Gli
Helfró sono una black metal band islandese formatasi a Reykjavík nel 2017, per volontà del drummer
Ragnar Sverrisson, quando il suo precedente gruppo, gli
Ophidian I, nel 2015 si prese una pausa.
Il progetto
Helfró ha all’attivo due album: l’omonimo
“Helfró”[/I] (2018) e
"Tálgröf” (2023), rilasciato sotto l’egida della
Season of Mist, di cui vi parlerò in queste poche righe che seguono.
L’Islanda si riconferma nuovamente un ecosistema interessante e propedeutico per la prosperazione del panorama black, che in questa terra desolata sta venendo reinterpretato in maniera piuttosto originale. Tra i vari nomi mi vengono a mente, giusto per citarne uno, i colleghi, anch’essi di Reykjavík,
Nyrst, da me recensiti proprio recentemente.
Categorizzare la proposta degli
Helfró non è così immediato; li ho inseriti in ambito black più per una questione di attitudine e di atmosfere – oltreché del loro alveo di provenienza – che per questioni prettamente tecniche.
Se nel loro debut album gli islandesi erano più ancorati agli stilemi del black classico, adesso gli elementi thrash/death, sovente sconfinanti in lidi brutal, prendono ancora più campo assieme a tutto un complesso di caratteristiche mutuate dal metal estremo in senso lato. Questo si ripercuote anche sulla produzione: moderna, nitida e tuttavia non plastificata e munita di suoni ampiamente martellanti.

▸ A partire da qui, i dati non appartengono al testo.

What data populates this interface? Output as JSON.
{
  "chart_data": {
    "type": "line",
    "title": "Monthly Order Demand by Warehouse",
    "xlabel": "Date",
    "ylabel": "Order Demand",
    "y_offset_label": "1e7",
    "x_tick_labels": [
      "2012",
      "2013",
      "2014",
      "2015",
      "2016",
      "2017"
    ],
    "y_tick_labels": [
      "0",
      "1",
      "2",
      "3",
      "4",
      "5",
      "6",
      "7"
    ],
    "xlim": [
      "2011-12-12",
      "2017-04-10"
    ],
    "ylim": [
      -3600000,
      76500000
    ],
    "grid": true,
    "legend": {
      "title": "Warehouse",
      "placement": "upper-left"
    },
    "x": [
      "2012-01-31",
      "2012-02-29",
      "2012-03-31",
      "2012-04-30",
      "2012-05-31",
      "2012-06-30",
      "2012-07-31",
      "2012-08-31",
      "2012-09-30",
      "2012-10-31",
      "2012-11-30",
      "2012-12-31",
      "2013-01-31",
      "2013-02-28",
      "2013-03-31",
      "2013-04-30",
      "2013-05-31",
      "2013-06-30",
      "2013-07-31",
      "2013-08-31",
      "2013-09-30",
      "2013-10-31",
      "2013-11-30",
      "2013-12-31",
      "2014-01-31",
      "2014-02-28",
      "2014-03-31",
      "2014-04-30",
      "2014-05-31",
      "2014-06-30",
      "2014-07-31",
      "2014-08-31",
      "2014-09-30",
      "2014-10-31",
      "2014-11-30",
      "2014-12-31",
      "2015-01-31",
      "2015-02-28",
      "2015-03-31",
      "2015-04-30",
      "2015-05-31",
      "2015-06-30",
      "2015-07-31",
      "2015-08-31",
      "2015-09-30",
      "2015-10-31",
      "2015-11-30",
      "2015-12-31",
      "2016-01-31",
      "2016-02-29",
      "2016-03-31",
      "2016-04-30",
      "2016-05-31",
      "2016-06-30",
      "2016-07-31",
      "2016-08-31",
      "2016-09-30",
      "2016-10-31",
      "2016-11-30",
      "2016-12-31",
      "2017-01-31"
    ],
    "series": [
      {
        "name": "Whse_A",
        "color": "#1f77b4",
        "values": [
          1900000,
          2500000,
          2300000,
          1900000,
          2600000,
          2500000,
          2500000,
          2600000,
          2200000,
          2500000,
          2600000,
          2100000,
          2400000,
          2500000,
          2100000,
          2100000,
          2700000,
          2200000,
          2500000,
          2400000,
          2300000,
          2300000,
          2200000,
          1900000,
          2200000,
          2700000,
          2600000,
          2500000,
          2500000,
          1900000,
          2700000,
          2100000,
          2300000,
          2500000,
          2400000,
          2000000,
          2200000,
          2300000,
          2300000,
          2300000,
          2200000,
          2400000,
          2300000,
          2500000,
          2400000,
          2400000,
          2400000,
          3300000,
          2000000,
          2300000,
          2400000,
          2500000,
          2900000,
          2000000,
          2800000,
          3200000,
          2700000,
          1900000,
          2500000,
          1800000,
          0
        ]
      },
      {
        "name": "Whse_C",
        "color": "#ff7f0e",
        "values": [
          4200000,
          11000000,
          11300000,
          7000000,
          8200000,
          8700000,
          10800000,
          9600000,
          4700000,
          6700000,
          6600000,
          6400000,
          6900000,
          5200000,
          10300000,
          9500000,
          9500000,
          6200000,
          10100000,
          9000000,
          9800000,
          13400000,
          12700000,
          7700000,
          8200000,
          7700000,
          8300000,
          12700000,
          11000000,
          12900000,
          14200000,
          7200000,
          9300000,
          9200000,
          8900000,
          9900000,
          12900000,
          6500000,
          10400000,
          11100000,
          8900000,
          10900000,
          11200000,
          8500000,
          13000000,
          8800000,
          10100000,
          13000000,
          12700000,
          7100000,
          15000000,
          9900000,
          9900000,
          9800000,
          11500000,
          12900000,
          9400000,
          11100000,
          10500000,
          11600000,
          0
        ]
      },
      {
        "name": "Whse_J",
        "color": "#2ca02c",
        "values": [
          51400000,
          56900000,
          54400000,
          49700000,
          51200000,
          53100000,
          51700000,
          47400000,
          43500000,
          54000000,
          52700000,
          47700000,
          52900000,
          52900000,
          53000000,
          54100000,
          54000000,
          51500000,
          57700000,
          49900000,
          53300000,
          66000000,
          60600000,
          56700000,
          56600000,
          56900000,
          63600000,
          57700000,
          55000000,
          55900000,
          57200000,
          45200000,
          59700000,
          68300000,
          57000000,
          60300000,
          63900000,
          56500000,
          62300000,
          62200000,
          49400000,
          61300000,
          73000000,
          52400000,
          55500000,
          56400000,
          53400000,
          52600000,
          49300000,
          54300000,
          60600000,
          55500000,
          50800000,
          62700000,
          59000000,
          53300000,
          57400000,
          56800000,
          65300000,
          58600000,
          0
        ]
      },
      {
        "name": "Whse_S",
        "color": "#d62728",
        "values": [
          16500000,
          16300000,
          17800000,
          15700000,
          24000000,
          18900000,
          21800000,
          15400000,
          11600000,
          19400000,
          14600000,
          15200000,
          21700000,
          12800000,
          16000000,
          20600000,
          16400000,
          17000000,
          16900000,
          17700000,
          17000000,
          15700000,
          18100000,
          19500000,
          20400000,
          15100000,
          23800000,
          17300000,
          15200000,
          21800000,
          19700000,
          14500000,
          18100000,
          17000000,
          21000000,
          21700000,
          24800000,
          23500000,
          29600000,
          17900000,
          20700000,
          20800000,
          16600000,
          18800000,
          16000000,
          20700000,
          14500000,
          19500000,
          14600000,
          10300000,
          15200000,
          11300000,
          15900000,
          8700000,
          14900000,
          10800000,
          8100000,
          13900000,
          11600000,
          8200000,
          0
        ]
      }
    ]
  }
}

Così come nel variopinto utilizzo delle linee vocali, che passano dai classici registri scream di stampo black ai growls maggiormente baritonali del death più spinto, con tutte le varianti possibili tra questi due vertici.
Il platter si compone di nove schegge impazzite in cui velocità schizofrenica, violenza e rallentamenti strategici dotati di buon groove si alternano sapientemente, rimanendo imprigionati nel letto ghiacciato del fiume nero che attraversa le desolanti terre in cui i ragazzi sono cresciuti.
Il ghiaccio lo si avverte nei sottofondi atmosferici ridondanti che si possono flebilmente udire, per esempio, nella quinta traccia, e in generale nell’attitudine distaccata – quasi dissociata – che il gruppo mantiene nei confronti della sua stessa furia iconoclasta.
“Tálgröf” è un disco che percorre la via estrema in senso lato, non accontentandosi di seguire pedissequamente i sentieri già battuti dai capisaldi del genere; poiché i suoi artefici ambiscono a marchiarlo a fuoco con l’oscurità propria della loro impronta.